Geleneksel kaynaklarda, yanındaki inananların aldığı bazı kararlar ve söylediği bazı şeyler nedeniyle peygamberimize bu şeylerin Allah’tan gelen vahiy mi yoksa kendi görüşü mü olduğunu sordukları görülmektedir. Peygamberimiz de vahiy değilse kendi görüşü olduğunu ifade etmektedir. Peygamberimizin yanındakiler gerektiğinde bu görüş ve düşünceleri nedeniyle onunla tartışabilmekte ve hatalı gördükleri şeyleri düzeltebilmektedirler. Şayet bu aktarılanlar doğru ise demek ki peygamberimiz de yanındakiler de her yaptığı ve söylediği şeylerin vahiy olmadığının bilincindedir. Çünkü kendisini düzeltenlere itiraz etmemekte, aksine memnun olmakta ve dünya işlerini onların daha iyi bileceklerini söylemektedir. İnananlar da Kur’an ayeti olmayan hususlarda gerektiğinde peygamberimizi eleştirebilecek tavır ve kararlılığı gösterebilmektedir.

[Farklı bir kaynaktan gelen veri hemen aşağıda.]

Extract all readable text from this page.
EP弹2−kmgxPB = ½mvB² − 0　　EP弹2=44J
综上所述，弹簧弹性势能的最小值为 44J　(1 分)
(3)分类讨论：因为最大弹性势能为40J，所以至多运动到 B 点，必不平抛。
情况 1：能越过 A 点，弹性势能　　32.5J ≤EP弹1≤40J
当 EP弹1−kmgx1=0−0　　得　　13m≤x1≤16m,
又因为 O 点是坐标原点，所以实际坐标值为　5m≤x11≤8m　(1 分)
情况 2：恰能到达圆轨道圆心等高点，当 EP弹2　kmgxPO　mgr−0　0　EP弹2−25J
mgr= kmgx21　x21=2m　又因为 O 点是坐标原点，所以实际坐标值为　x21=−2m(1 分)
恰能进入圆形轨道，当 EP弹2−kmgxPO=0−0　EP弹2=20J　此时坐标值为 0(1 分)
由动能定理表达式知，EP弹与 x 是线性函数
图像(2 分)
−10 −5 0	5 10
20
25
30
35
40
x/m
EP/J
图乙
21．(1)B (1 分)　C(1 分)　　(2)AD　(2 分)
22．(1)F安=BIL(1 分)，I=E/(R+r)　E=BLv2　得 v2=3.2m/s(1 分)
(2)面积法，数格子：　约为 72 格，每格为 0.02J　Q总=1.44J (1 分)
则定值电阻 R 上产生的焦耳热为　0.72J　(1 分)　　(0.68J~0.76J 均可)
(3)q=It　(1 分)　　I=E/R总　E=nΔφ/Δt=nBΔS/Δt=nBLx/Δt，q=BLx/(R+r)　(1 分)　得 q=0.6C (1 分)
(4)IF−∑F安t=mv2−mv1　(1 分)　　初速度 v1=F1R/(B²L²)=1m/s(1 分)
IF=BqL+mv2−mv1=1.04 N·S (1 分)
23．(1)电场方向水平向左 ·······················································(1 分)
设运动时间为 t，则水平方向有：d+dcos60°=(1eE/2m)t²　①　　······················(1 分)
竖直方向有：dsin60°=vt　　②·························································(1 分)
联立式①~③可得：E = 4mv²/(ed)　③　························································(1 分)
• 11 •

Ancak buna rağmen, peygamberimize dayandırılan sözlere halkın dikkat kesilip ilgi göstermesinin de etkisi ile zamanla “hadis borsası” oluşmaya başlamış, maddi manevi itibar kazanmak adına bunu fırsata çevirmekten geri kalmayan bazı kimseler de “hadis şampiyonluğuna” aday olmuşlardır. Sayıları günden güne artan rivayetler, sayıları az olsa da peygamberimize ait olabilecek sözleri gölgede bırakmış ve hakla batıl birbirine karışmıştır.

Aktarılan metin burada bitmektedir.